PAGCOR Eyes Flat Gross Gaming Revenue as Tourism Numbers Decline
The Philippine gaming sector faces a cautious 2026 as regulators and operators weigh tepid tourism and lasting payment restrictions against pockets of resilience in electronic games.

Key Takeaways:
- Gross gaming revenues expected to remain stagnant due to declining tourist arrivals
- Payment disruptions and policy shocks led to sharp online revenue declines
- Industry seeks policy adjustments to revive growth and address regulatory challenges
PAGCOR sees gross gaming revenue holding near last year’s levels rather than growing significantly.
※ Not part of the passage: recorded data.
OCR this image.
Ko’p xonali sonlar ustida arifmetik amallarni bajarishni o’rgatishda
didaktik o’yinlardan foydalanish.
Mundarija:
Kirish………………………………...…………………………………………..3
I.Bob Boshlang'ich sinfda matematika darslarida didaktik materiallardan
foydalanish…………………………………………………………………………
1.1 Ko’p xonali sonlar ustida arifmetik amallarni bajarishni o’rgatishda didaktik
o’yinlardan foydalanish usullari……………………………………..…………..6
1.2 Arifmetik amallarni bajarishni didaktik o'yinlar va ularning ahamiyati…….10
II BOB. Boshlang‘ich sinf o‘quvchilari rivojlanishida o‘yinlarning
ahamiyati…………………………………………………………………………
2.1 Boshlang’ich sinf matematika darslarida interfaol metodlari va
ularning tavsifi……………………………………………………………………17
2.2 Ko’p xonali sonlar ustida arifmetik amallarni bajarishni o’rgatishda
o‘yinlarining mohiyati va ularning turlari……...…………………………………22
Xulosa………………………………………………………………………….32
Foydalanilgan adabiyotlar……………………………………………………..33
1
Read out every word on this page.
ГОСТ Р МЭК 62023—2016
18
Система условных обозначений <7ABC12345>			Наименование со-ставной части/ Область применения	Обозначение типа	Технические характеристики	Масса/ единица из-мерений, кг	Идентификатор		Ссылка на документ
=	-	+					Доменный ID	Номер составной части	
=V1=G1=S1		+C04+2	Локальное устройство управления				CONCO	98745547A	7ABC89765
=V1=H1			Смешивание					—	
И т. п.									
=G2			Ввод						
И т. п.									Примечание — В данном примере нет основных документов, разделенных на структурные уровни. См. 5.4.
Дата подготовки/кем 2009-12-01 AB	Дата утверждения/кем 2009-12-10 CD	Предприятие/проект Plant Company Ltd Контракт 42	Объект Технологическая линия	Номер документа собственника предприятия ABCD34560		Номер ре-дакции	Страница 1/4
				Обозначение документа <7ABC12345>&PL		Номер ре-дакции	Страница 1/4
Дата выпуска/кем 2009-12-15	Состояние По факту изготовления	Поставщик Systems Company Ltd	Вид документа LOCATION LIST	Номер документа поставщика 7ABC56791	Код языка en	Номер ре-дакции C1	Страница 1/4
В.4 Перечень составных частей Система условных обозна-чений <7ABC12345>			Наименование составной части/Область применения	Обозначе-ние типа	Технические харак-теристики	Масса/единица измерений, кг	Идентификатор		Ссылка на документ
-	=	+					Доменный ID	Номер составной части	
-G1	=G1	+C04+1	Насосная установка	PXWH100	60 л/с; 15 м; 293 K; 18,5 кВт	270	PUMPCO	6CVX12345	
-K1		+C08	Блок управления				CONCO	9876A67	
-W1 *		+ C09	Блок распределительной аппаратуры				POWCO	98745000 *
Gross Gaming Revenue Seen Holding Steady into 2026
Alejandro H. Tengco, PAGCOR chairman and CEO, told BusinessWorld, “GGR will be flat primarily because as of now, we’re still looking at the effects of the (declining) number of tourist arrivals,” underscoring the sensitivity of land-based receipts to cross-border flows.
Policy shock and payment disruption dented online receipts
The removal of e-wallet links to gambling platforms last August produced an abrupt contraction in online transaction volumes, with PAGCOR officials estimating revenue declines in the 40–50% range during the immediate aftermath.
Industry data show some recovery in e-games revenue but not enough to offset losses; reporting through Q3 2025 found e-games growth even as overall GGR eased.
PAGCOR is deploying enforcement tools, including an AI system to detect illicit sites, and is preparing recommendations to the central bank on restoring regulated payment channels.
Payment Curbs and Tourism Headwinds Weigh on Recovery
Executives caution that sustained GGR recovery depends on both policy adjustments and tourist inflows. Analysts and advocacy groups argue for tougher taxation and tighter controls to curb harm while preserving government receipts.
PAGCOR officials say legalization moves by some operators could provide upside if paired with monitored payment solutions.